Embattled state-backed developer China Vanke saw its shares ease 0.2% after an initial surge of 6.4% in the morning session. Other developers, including Shimao Group, R&F Properties, Kaisa Group, and KWG Group, suffered significant declines, each losing over 10% of their value. This decline followed China's unveiling of measures on Friday to facilitate up to 1 trillion yuan ($138 billion) in funding and to ease mortgage rules, with local governments set to purchase some apartments.

Central to these measures, the People's Bank of China announced the creation of a 300 billion yuan ($41.49 billion) relending facility for state-owned enterprises to purchase completed and unsold homes at "reasonable prices" for affordable housing. The central bank expects this relending program to generate 500 billion yuan in bank financing. However, analysts expressed skepticism about the impact of these measures given the scale of the challenges facing the sector.

Larry Hu, chief China economist at Macquarie, noted, "Given its limited size and the various challenges in execution, it alone is unlikely to solve the problem." He emphasized that while the government's decision to act as a buyer of last resort is an important step, the financing on offer pales in comparison to the trillions of yuan worth of housing inventory across the country. Official data showed 391 million square meters of new housing for sale from January to April, equivalent to 6.6 Manhattans, underscoring the enormity of the task at hand.

Bank of America's head of Greater China property research, Karl Choi, highlighted that the social housing programs are only mandated in larger cities. He estimated that the 500 billion yuan in funding could purchase up to 15% of inventory in tier-2 cities at a deep discount. Macquarie economists pointed out that achieving the government's policy goal of clearing housing inventory in 18 months, versus the current 28 months, would cost an estimated 2 trillion yuan.

The government's previous measures, including a 100 billion yuan facility introduced in January 2023 for eight pilot cities, have seen limited success. Only around 2 billion yuan have been drawn down by January this year, highlighting the lack of incentives and participation from the market. Local governments, already burdened with approximately $9 trillion in debt, may be reluctant to expand their social housing projects due to low returns. Banks, too, would be hesitant to lend to potentially loss-making businesses.
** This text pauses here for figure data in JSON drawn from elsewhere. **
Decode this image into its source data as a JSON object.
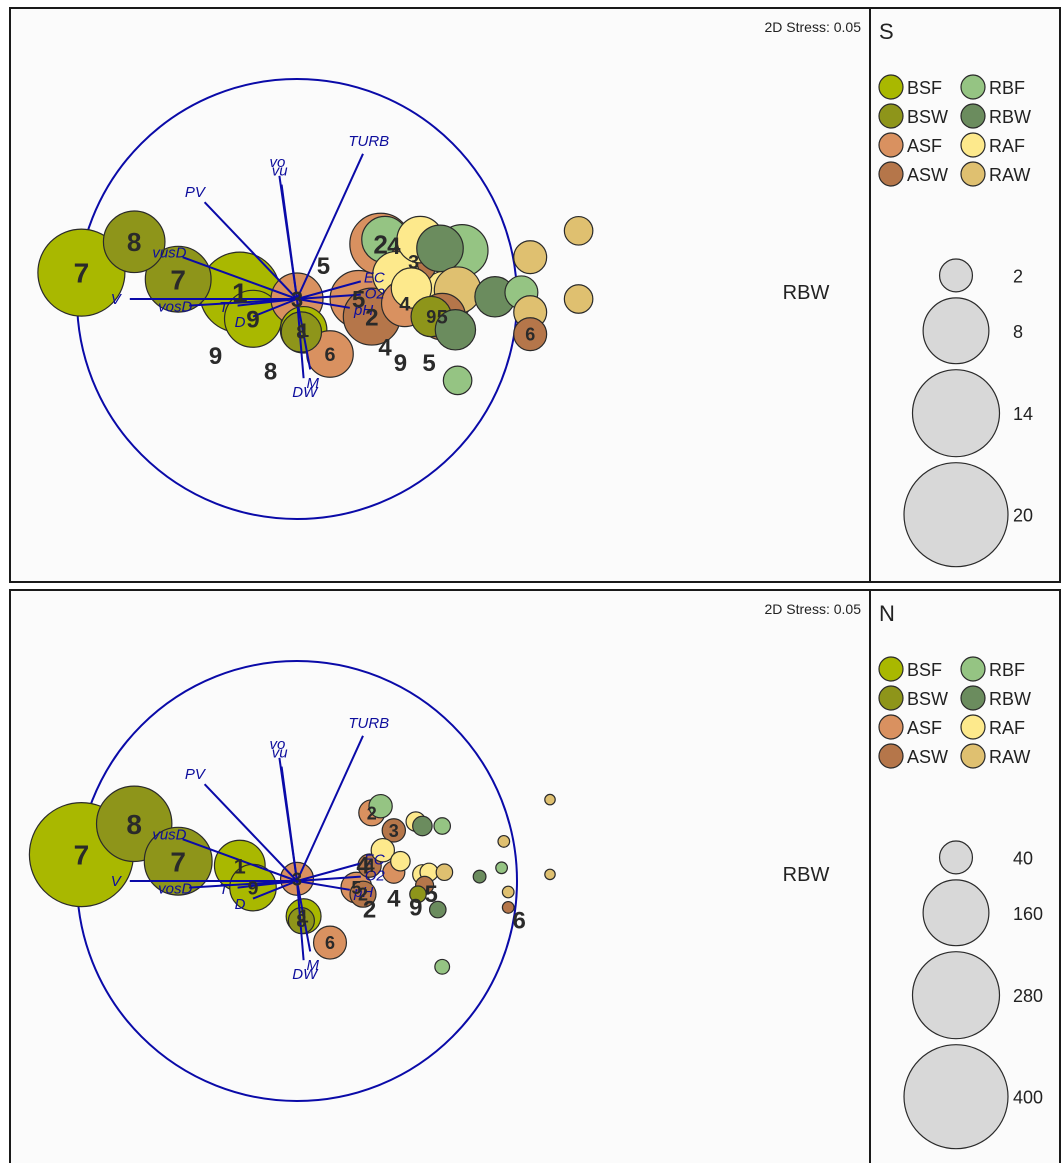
{
  "colors": {
    "BSF": "#a9b800",
    "BSW": "#8e951a",
    "ASF": "#d99160",
    "ASW": "#b5764a",
    "RBF": "#95c483",
    "RBW": "#6b8c5e",
    "RAF": "#fde98c",
    "RAW": "#dfc070",
    "vector": "#0a0aa8",
    "circle": "#0a0aa8",
    "size_key": "#d8d8d8"
  },
  "panels": [
    {
      "id": "S",
      "letter": "S",
      "stress": "2D Stress: 0.05",
      "center_label": "RBW",
      "legend": [
        {
          "code": "BSF",
          "label": "BSF"
        },
        {
          "code": "RBF",
          "label": "RBF"
        },
        {
          "code": "BSW",
          "label": "BSW"
        },
        {
          "code": "RBW",
          "label": "RBW"
        },
        {
          "code": "ASF",
          "label": "ASF"
        },
        {
          "code": "RAF",
          "label": "RAF"
        },
        {
          "code": "ASW",
          "label": "ASW"
        },
        {
          "code": "RAW",
          "label": "RAW"
        }
      ],
      "size_key": [
        {
          "label": "2",
          "value": 2
        },
        {
          "label": "8",
          "value": 8
        },
        {
          "label": "14",
          "value": 14
        },
        {
          "label": "20",
          "value": 20
        }
      ],
      "chart_data": {
        "type": "scatter",
        "subtype": "nMDS bubble plot with vector overlay",
        "stress": 0.05,
        "vectors": [
          {
            "name": "TURB",
            "x": 0.3,
            "y": 0.66
          },
          {
            "name": "vo",
            "x": -0.08,
            "y": 0.56
          },
          {
            "name": "vu",
            "x": -0.07,
            "y": 0.52
          },
          {
            "name": "PV",
            "x": -0.42,
            "y": 0.44
          },
          {
            "name": "vusD",
            "x": -0.52,
            "y": 0.19
          },
          {
            "name": "vosD",
            "x": -0.49,
            "y": -0.03
          },
          {
            "name": "V",
            "x": -0.76,
            "y": 0.0
          },
          {
            "name": "T",
            "x": -0.27,
            "y": -0.03
          },
          {
            "name": "D",
            "x": -0.2,
            "y": -0.08
          },
          {
            "name": "DW",
            "x": 0.03,
            "y": -0.36
          },
          {
            "name": "M",
            "x": 0.06,
            "y": -0.32
          },
          {
            "name": "EC",
            "x": 0.29,
            "y": 0.08
          },
          {
            "name": "O2",
            "x": 0.29,
            "y": 0.02
          },
          {
            "name": "pH",
            "x": 0.24,
            "y": -0.04
          }
        ],
        "points": [
          {
            "group": "BSF",
            "label": "7",
            "x": -0.98,
            "y": 0.12,
            "v": 14
          },
          {
            "group": "BSW",
            "label": "8",
            "x": -0.74,
            "y": 0.26,
            "v": 7
          },
          {
            "group": "BSW",
            "label": "7",
            "x": -0.54,
            "y": 0.09,
            "v": 8
          },
          {
            "group": "BSF",
            "label": "1",
            "x": -0.26,
            "y": 0.03,
            "v": 12
          },
          {
            "group": "BSF",
            "label": "9",
            "x": -0.2,
            "y": -0.09,
            "v": 6
          },
          {
            "group": "ASF",
            "label": "3",
            "x": 0.0,
            "y": 0.0,
            "v": 5
          },
          {
            "group": "BSF",
            "label": "1",
            "x": 0.03,
            "y": -0.14,
            "v": 4
          },
          {
            "group": "BSW",
            "label": "8",
            "x": 0.02,
            "y": -0.15,
            "v": 3
          },
          {
            "group": "ASF",
            "label": "6",
            "x": 0.15,
            "y": -0.25,
            "v": 4
          },
          {
            "group": "ASF",
            "label": "5",
            "x": 0.28,
            "y": 0.0,
            "v": 6
          },
          {
            "group": "ASW",
            "label": "2",
            "x": 0.34,
            "y": -0.08,
            "v": 6
          },
          {
            "group": "RBF",
            "label": "",
            "x": 0.4,
            "y": 0.27,
            "v": 4
          },
          {
            "group": "ASF",
            "label": "2",
            "x": 0.38,
            "y": 0.25,
            "v": 7
          },
          {
            "group": "ASW",
            "label": "3",
            "x": 0.53,
            "y": 0.17,
            "v": 4
          },
          {
            "group": "RAF",
            "label": "",
            "x": 0.45,
            "y": 0.11,
            "v": 4
          },
          {
            "group": "RAF",
            "label": "",
            "x": 0.56,
            "y": 0.27,
            "v": 4
          },
          {
            "group": "RBW",
            "label": "",
            "x": 0.65,
            "y": 0.23,
            "v": 4
          },
          {
            "group": "RBF",
            "label": "",
            "x": 0.75,
            "y": 0.22,
            "v": 5
          },
          {
            "group": "ASF",
            "label": "4",
            "x": 0.49,
            "y": -0.02,
            "v": 4
          },
          {
            "group": "RAF",
            "label": "",
            "x": 0.52,
            "y": 0.05,
            "v": 3
          },
          {
            "group": "RAW",
            "label": "",
            "x": 0.73,
            "y": 0.04,
            "v": 4
          },
          {
            "group": "BSW",
            "label": "9",
            "x": 0.61,
            "y": -0.08,
            "v": 3
          },
          {
            "group": "ASW",
            "label": "5",
            "x": 0.66,
            "y": -0.08,
            "v": 4
          },
          {
            "group": "RAF",
            "label": "",
            "x": 0.68,
            "y": 0.01,
            "v": 5
          },
          {
            "group": "RBW",
            "label": "",
            "x": 0.72,
            "y": -0.14,
            "v": 3
          },
          {
            "group": "RBW",
            "label": "",
            "x": 0.9,
            "y": 0.01,
            "v": 3
          },
          {
            "group": "RBF",
            "label": "",
            "x": 1.02,
            "y": 0.03,
            "v": 2
          },
          {
            "group": "RAW",
            "label": "",
            "x": 1.06,
            "y": 0.19,
            "v": 2
          },
          {
            "group": "RAW",
            "label": "",
            "x": 1.06,
            "y": -0.06,
            "v": 2
          },
          {
            "group": "ASW",
            "label": "6",
            "x": 1.06,
            "y": -0.16,
            "v": 2
          },
          {
            "group": "RBF",
            "label": "",
            "x": 0.73,
            "y": -0.37,
            "v": 1.5
          },
          {
            "group": "RAW",
            "label": "",
            "x": 1.28,
            "y": 0.31,
            "v": 1.5
          },
          {
            "group": "RAW",
            "label": "",
            "x": 1.28,
            "y": 0.0,
            "v": 1.5
          }
        ],
        "extra_labels": [
          {
            "text": "9",
            "x": -0.37,
            "y": -0.26
          },
          {
            "text": "8",
            "x": -0.12,
            "y": -0.33
          },
          {
            "text": "4",
            "x": 0.44,
            "y": 0.24
          },
          {
            "text": "5",
            "x": 0.12,
            "y": 0.15
          },
          {
            "text": "4",
            "x": 0.4,
            "y": -0.22
          },
          {
            "text": "9",
            "x": 0.47,
            "y": -0.29
          },
          {
            "text": "5",
            "x": 0.6,
            "y": -0.29
          }
        ]
      }
    },
    {
      "id": "N",
      "letter": "N",
      "stress": "2D Stress: 0.05",
      "center_label": "RBW",
      "legend": [
        {
          "code": "BSF",
          "label": "BSF"
        },
        {
          "code": "RBF",
          "label": "RBF"
        },
        {
          "code": "BSW",
          "label": "BSW"
        },
        {
          "code": "RBW",
          "label": "RBW"
        },
        {
          "code": "ASF",
          "label": "ASF"
        },
        {
          "code": "RAF",
          "label": "RAF"
        },
        {
          "code": "ASW",
          "label": "ASW"
        },
        {
          "code": "RAW",
          "label": "RAW"
        }
      ],
      "size_key": [
        {
          "label": "40",
          "value": 40
        },
        {
          "label": "160",
          "value": 160
        },
        {
          "label": "280",
          "value": 280
        },
        {
          "label": "400",
          "value": 400
        }
      ],
      "chart_data": {
        "type": "scatter",
        "subtype": "nMDS bubble plot with vector overlay",
        "stress": 0.05,
        "vectors": [
          {
            "name": "TURB",
            "x": 0.3,
            "y": 0.66
          },
          {
            "name": "vo",
            "x": -0.08,
            "y": 0.56
          },
          {
            "name": "vu",
            "x": -0.07,
            "y": 0.52
          },
          {
            "name": "PV",
            "x": -0.42,
            "y": 0.44
          },
          {
            "name": "vusD",
            "x": -0.52,
            "y": 0.19
          },
          {
            "name": "vosD",
            "x": -0.49,
            "y": -0.03
          },
          {
            "name": "V",
            "x": -0.76,
            "y": 0.0
          },
          {
            "name": "T",
            "x": -0.27,
            "y": -0.03
          },
          {
            "name": "D",
            "x": -0.2,
            "y": -0.08
          },
          {
            "name": "DW",
            "x": 0.03,
            "y": -0.36
          },
          {
            "name": "M",
            "x": 0.06,
            "y": -0.32
          },
          {
            "name": "EC",
            "x": 0.29,
            "y": 0.08
          },
          {
            "name": "O2",
            "x": 0.29,
            "y": 0.02
          },
          {
            "name": "pH",
            "x": 0.24,
            "y": -0.04
          }
        ],
        "points": [
          {
            "group": "BSF",
            "label": "7",
            "x": -0.98,
            "y": 0.12,
            "v": 400
          },
          {
            "group": "BSW",
            "label": "8",
            "x": -0.74,
            "y": 0.26,
            "v": 210
          },
          {
            "group": "BSW",
            "label": "7",
            "x": -0.54,
            "y": 0.09,
            "v": 170
          },
          {
            "group": "BSF",
            "label": "1",
            "x": -0.26,
            "y": 0.07,
            "v": 95
          },
          {
            "group": "BSF",
            "label": "9",
            "x": -0.2,
            "y": -0.03,
            "v": 80
          },
          {
            "group": "ASF",
            "label": "3",
            "x": 0.0,
            "y": 0.01,
            "v": 40
          },
          {
            "group": "BSF",
            "label": "1",
            "x": 0.03,
            "y": -0.16,
            "v": 45
          },
          {
            "group": "BSW",
            "label": "8",
            "x": 0.02,
            "y": -0.18,
            "v": 25
          },
          {
            "group": "ASF",
            "label": "6",
            "x": 0.15,
            "y": -0.28,
            "v": 40
          },
          {
            "group": "ASF",
            "label": "5",
            "x": 0.27,
            "y": -0.03,
            "v": 35
          },
          {
            "group": "ASW",
            "label": "2",
            "x": 0.3,
            "y": -0.06,
            "v": 25
          },
          {
            "group": "ASF",
            "label": "2",
            "x": 0.34,
            "y": 0.31,
            "v": 25
          },
          {
            "group": "RBF",
            "label": "",
            "x": 0.38,
            "y": 0.34,
            "v": 20
          },
          {
            "group": "ASW",
            "label": "3",
            "x": 0.44,
            "y": 0.23,
            "v": 20
          },
          {
            "group": "ASW",
            "label": "4",
            "x": 0.33,
            "y": 0.07,
            "v": 20
          },
          {
            "group": "RAF",
            "label": "",
            "x": 0.39,
            "y": 0.14,
            "v": 20
          },
          {
            "group": "RAF",
            "label": "",
            "x": 0.47,
            "y": 0.09,
            "v": 14
          },
          {
            "group": "ASF",
            "label": "",
            "x": 0.44,
            "y": 0.04,
            "v": 18
          },
          {
            "group": "RAF",
            "label": "",
            "x": 0.54,
            "y": 0.27,
            "v": 14
          },
          {
            "group": "RBW",
            "label": "",
            "x": 0.57,
            "y": 0.25,
            "v": 14
          },
          {
            "group": "RBF",
            "label": "",
            "x": 0.66,
            "y": 0.25,
            "v": 10
          },
          {
            "group": "RAF",
            "label": "",
            "x": 0.57,
            "y": 0.03,
            "v": 14
          },
          {
            "group": "RAF",
            "label": "",
            "x": 0.6,
            "y": 0.04,
            "v": 12
          },
          {
            "group": "RAW",
            "label": "",
            "x": 0.67,
            "y": 0.04,
            "v": 10
          },
          {
            "group": "ASW",
            "label": "",
            "x": 0.58,
            "y": -0.02,
            "v": 12
          },
          {
            "group": "BSW",
            "label": "",
            "x": 0.55,
            "y": -0.06,
            "v": 10
          },
          {
            "group": "RBW",
            "label": "",
            "x": 0.64,
            "y": -0.13,
            "v": 10
          },
          {
            "group": "RBW",
            "label": "",
            "x": 0.83,
            "y": 0.02,
            "v": 6
          },
          {
            "group": "RBF",
            "label": "",
            "x": 0.93,
            "y": 0.06,
            "v": 5
          },
          {
            "group": "RAW",
            "label": "",
            "x": 0.94,
            "y": 0.18,
            "v": 5
          },
          {
            "group": "RAW",
            "label": "",
            "x": 0.96,
            "y": -0.05,
            "v": 5
          },
          {
            "group": "ASW",
            "label": "",
            "x": 0.96,
            "y": -0.12,
            "v": 5
          },
          {
            "group": "RBF",
            "label": "",
            "x": 0.66,
            "y": -0.39,
            "v": 8
          },
          {
            "group": "RAW",
            "label": "",
            "x": 1.15,
            "y": 0.37,
            "v": 4
          },
          {
            "group": "RAW",
            "label": "",
            "x": 1.15,
            "y": 0.03,
            "v": 4
          }
        ],
        "extra_labels": [
          {
            "text": "4",
            "x": 0.3,
            "y": 0.07
          },
          {
            "text": "2",
            "x": 0.33,
            "y": -0.13
          },
          {
            "text": "4",
            "x": 0.44,
            "y": -0.08
          },
          {
            "text": "9",
            "x": 0.54,
            "y": -0.12
          },
          {
            "text": "5",
            "x": 0.61,
            "y": -0.06
          },
          {
            "text": "6",
            "x": 1.01,
            "y": -0.18
          }
        ]
      }
    }
  ]
}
Goldman Sachs has predicted that it could take up to nine months to stabilize China's property prices if the government launches a full-scale program to reduce inventory. The effectiveness of these measures will largely depend on how quickly and efficiently they are implemented. Despite the supportive stance signaled by policymakers, the key to a property market recovery lies in reviving homebuyer confidence, analysts say.

Li Gen, chairman of Beijing G Capital Private Fund Management Center LLP, expressed doubt about the current market conditions motivating entities to take up the government's measures. "The demand for property is weak with many people concerned about jobs and incomes in the future," he said.

The central bank has also removed a floor on mortgage interest rates and lowered the minimum down payment ratio for first- and second-time homebuyers, aiming to stimulate the housing market further. These steps come as part of a broader strategy to address the issues plaguing the real estate sector, including the large stock of pre-sold, unfinished homes, which Nomura estimated to number around 20 million.